You don't need a referral to see a registered nurse. In fact, a nurse will likely be the first care provider you see when seeking medical attention. Check online reviews through reputable third-party sites or look them up on the practitioner licensing database to verify that the nurse is actively licensed. You can also find out about any disciplinary actions or complaints the RN may have within your region.
First meeting with your registered nurse
Make sure you take notes during your interactions and instructions with registered nurses. Ask them to clarify or write down any information you may need to revisit later on. Although most nurses will provide contact methods for maintaining a continuum of care, not all do. Don't hesitate to inquire if you would like the information.
When seeking help for a first-time medical issue, ask your registered nurse the following questions:
- What are the names of the providers and members of my treatment team?

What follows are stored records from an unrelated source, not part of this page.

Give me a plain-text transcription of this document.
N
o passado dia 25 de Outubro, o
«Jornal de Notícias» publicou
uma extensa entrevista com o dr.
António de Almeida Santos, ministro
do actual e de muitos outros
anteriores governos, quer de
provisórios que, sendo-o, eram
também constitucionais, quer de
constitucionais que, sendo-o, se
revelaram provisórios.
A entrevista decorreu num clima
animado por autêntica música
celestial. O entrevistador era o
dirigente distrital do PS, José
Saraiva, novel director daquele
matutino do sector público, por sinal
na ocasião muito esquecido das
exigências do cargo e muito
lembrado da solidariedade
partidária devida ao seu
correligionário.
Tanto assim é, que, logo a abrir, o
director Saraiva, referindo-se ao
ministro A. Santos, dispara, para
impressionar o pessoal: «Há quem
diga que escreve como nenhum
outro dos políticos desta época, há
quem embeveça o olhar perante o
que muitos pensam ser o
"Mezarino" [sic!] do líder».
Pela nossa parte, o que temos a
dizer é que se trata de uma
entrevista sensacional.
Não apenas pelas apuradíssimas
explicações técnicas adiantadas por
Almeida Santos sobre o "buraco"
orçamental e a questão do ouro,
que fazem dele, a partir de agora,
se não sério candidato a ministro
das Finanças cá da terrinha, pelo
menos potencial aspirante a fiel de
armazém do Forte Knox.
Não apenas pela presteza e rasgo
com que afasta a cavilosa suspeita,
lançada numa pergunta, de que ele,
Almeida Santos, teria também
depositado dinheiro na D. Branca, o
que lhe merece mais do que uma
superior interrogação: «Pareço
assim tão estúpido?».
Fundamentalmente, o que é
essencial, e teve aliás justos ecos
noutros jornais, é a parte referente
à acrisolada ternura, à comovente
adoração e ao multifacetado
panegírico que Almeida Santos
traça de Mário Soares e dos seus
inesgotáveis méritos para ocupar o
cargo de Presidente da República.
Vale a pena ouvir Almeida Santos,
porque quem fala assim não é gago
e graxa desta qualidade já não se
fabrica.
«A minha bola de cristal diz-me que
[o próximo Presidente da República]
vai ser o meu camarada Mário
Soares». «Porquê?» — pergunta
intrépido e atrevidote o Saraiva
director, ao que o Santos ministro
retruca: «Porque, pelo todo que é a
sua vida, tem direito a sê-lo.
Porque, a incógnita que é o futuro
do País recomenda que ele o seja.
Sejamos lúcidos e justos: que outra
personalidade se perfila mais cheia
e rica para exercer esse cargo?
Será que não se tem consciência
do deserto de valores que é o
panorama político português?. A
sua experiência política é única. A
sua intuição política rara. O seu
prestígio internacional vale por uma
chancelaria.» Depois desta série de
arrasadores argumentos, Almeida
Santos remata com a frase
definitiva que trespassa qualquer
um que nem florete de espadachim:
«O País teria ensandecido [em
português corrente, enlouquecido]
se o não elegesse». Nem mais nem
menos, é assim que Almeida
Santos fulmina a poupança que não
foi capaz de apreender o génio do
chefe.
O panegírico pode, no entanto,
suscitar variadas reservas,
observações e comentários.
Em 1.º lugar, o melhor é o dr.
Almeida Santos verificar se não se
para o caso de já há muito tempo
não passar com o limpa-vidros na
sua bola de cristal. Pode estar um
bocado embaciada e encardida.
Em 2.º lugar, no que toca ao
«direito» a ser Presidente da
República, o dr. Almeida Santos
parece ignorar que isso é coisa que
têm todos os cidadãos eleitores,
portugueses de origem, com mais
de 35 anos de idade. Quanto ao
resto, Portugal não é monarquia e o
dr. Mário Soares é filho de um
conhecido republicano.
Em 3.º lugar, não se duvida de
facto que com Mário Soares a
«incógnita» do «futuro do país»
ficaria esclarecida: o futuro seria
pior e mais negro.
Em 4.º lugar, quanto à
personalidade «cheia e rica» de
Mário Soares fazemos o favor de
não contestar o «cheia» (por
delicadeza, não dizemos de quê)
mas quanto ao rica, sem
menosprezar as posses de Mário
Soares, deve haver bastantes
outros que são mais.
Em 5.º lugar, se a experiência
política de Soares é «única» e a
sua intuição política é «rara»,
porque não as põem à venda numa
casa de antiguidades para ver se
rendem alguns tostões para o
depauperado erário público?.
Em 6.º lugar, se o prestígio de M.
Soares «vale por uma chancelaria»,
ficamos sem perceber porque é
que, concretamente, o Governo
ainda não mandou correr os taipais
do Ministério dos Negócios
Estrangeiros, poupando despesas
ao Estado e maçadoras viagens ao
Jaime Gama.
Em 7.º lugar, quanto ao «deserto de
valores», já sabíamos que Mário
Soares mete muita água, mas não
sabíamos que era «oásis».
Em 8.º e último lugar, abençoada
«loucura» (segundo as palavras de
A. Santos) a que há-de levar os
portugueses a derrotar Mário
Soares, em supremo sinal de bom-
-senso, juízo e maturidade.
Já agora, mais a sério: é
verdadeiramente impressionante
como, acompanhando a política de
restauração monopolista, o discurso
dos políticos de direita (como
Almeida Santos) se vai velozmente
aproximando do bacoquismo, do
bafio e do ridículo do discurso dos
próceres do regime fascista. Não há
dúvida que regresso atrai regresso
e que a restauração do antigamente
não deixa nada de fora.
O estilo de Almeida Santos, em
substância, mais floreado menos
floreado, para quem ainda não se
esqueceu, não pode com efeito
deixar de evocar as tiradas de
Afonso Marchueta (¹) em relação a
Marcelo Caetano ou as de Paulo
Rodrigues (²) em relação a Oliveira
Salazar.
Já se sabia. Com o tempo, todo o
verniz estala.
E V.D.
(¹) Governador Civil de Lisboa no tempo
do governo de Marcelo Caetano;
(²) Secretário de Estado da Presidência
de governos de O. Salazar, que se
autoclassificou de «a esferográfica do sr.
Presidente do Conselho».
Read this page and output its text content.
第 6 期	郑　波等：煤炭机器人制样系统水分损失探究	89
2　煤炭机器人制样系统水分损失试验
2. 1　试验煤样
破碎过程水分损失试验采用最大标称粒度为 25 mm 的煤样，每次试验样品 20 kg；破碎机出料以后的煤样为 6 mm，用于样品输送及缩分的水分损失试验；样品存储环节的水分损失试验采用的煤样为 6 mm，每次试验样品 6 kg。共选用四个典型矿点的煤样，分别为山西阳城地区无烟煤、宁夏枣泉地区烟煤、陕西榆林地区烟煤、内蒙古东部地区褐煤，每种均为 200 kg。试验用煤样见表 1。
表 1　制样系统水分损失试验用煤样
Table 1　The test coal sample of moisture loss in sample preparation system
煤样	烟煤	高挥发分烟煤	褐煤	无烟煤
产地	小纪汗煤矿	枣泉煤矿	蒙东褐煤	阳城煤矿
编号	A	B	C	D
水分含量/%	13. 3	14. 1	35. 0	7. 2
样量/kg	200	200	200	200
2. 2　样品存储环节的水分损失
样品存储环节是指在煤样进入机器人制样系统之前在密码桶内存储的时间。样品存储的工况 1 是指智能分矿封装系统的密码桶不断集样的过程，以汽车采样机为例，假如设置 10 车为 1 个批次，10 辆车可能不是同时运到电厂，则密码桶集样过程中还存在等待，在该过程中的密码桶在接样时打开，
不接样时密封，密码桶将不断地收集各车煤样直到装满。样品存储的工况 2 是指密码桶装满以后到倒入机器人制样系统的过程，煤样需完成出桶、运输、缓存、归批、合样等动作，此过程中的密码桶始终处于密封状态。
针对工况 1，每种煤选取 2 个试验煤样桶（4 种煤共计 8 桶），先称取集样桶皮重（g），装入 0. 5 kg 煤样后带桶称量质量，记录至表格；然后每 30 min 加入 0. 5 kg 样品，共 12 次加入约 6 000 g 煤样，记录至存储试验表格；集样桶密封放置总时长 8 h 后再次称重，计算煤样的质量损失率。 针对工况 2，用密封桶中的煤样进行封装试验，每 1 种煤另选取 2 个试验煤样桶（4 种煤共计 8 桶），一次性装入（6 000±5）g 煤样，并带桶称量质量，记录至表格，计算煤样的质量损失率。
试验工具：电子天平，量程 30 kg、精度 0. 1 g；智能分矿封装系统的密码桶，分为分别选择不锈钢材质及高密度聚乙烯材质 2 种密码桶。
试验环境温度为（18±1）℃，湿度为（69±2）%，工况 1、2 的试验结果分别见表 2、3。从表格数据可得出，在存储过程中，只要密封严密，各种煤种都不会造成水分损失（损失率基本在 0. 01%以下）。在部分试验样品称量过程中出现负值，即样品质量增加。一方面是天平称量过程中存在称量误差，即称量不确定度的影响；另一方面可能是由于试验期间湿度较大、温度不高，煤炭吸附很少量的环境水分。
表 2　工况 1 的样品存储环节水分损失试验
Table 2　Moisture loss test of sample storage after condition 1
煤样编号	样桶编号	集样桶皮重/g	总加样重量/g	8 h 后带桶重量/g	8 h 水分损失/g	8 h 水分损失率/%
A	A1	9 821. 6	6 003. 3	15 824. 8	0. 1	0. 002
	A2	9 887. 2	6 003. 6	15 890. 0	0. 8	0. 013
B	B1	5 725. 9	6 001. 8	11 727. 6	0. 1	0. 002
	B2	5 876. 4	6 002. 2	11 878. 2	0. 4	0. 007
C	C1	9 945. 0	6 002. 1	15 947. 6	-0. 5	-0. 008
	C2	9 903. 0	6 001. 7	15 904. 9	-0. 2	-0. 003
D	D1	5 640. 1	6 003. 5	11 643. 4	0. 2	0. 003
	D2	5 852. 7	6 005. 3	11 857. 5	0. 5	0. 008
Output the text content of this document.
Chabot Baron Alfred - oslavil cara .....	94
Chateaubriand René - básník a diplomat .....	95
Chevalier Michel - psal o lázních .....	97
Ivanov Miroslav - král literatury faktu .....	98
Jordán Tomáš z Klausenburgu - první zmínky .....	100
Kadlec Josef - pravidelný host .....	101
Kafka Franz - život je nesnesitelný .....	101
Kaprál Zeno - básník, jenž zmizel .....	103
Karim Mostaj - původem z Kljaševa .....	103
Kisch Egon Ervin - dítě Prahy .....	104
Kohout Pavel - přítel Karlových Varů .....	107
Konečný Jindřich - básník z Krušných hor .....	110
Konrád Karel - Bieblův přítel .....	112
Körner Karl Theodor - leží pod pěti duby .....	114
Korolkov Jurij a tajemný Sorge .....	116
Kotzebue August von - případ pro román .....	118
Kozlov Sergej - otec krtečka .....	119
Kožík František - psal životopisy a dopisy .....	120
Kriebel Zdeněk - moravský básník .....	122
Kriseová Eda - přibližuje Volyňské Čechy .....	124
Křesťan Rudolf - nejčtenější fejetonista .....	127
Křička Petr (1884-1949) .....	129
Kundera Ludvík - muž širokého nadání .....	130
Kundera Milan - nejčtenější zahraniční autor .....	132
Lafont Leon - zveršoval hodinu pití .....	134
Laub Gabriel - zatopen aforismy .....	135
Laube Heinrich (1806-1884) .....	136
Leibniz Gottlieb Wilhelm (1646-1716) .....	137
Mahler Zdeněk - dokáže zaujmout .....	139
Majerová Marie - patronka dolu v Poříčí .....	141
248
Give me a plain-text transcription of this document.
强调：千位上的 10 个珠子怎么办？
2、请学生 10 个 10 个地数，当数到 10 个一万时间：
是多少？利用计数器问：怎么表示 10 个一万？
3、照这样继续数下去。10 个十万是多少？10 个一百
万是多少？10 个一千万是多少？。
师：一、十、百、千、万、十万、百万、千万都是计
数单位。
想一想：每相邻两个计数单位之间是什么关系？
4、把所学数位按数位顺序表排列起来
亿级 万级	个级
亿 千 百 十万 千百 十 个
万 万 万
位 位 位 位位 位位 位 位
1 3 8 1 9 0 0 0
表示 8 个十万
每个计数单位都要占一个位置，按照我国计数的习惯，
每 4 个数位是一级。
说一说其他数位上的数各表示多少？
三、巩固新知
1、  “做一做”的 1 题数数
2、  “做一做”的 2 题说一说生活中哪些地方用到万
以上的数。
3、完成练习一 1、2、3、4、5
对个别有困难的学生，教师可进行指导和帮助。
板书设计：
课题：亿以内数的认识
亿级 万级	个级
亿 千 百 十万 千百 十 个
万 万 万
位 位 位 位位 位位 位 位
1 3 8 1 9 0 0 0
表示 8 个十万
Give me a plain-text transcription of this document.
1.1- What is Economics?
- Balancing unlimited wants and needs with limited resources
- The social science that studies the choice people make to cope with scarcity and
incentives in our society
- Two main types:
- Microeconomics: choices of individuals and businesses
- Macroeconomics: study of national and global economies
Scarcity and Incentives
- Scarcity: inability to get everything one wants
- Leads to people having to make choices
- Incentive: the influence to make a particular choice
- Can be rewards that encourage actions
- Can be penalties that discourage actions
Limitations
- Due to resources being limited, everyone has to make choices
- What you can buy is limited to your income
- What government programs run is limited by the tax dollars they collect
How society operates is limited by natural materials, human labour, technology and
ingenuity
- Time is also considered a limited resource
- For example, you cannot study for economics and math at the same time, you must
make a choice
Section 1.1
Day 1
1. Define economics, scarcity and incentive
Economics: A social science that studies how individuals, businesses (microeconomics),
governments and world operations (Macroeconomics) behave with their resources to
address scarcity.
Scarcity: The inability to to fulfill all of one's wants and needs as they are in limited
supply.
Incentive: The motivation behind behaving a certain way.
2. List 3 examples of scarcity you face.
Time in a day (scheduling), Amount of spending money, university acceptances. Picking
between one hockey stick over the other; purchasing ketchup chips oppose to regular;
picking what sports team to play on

- Could you clarify and explain my diagnosis?
- Can I sign consents to release information to those I want aware of my care, such as family members or my primary care provider?
- Can you clarify and provide information about m?
- How is my condition responding to the treatment?
- How can I better facilitate my recovery?
- Ask for demonstrations related to wound care, as well as an outline of limitations and recommendations.
- Ask any questions related to your discharge plans and follow-up.
Nurses are on the frontlines of healthcare, fielding questions and providing care to patients seeking medical attention. Feel free to ask your registered nurse questions about your care and treatment options, and consider this practitioner as your direct line to the attending physician. Don't be afraid to speak up and ask questions to your nurse. He or she is in the perfect position to provide accurate information and respond to queries.